I was recently approached by Celestron and Skywatcher telescopes, by virture of my long-going association with the Three Rivers Foundation, to shoot a series of images that will provide content for an upcoming advertising campaign. The idea is that you take the new Skywatcher Esprit 6" apochromatic refractor and perform a head-to-head, simultaneous data acquisition against a leading competitor refractor (which is typically twice the price), and see what results arise. In this case, my current Takahashi TOA-150 is the perfect competitor.
Of course, to do an effective comparison, you need an object that produces good results for both scopes, which yields ever so slightly different image scales (1050mm for the Esprit and 1100mm for the TOA). Likewise, you need identical cameras. Canon provided two new 60Da factory-modified DSLRs, which I was really curious about since it had been many years since my own testing of a self-modified Canon 300D. My old favorite, the Rosette, is perfectly suite for this comparison.

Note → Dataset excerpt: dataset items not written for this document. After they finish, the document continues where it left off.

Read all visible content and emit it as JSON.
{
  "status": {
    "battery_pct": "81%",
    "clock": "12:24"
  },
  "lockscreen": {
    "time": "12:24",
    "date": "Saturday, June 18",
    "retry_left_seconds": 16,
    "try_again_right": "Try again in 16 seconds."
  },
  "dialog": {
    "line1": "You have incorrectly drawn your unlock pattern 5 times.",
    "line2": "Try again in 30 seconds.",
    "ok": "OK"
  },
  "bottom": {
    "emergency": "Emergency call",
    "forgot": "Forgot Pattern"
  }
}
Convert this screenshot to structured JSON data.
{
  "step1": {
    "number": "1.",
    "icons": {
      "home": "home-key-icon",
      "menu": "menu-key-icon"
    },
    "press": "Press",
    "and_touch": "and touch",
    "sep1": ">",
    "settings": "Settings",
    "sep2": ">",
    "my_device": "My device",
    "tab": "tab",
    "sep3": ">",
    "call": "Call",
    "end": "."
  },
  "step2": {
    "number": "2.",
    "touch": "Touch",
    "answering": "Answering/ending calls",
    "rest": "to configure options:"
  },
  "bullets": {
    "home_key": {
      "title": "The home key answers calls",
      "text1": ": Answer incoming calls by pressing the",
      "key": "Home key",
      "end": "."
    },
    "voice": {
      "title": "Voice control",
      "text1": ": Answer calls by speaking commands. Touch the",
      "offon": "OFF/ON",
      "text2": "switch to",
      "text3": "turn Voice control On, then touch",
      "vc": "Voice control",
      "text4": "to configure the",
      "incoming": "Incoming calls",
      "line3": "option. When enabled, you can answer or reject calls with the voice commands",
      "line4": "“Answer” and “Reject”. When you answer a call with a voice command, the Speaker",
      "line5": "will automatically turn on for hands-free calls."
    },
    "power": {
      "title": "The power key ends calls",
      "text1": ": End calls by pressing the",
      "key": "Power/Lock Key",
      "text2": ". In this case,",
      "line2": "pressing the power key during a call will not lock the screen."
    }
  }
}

I will save all telescope and camera comparisons for another time and place; however, the resulting image is a composite of both data sets, comprising one long, 6 hours image. The results are not what I would typically expect, which results from using the DSLRs as opposed to real CCD astronomy cameras, but I will say that the telescopes both perform equally well.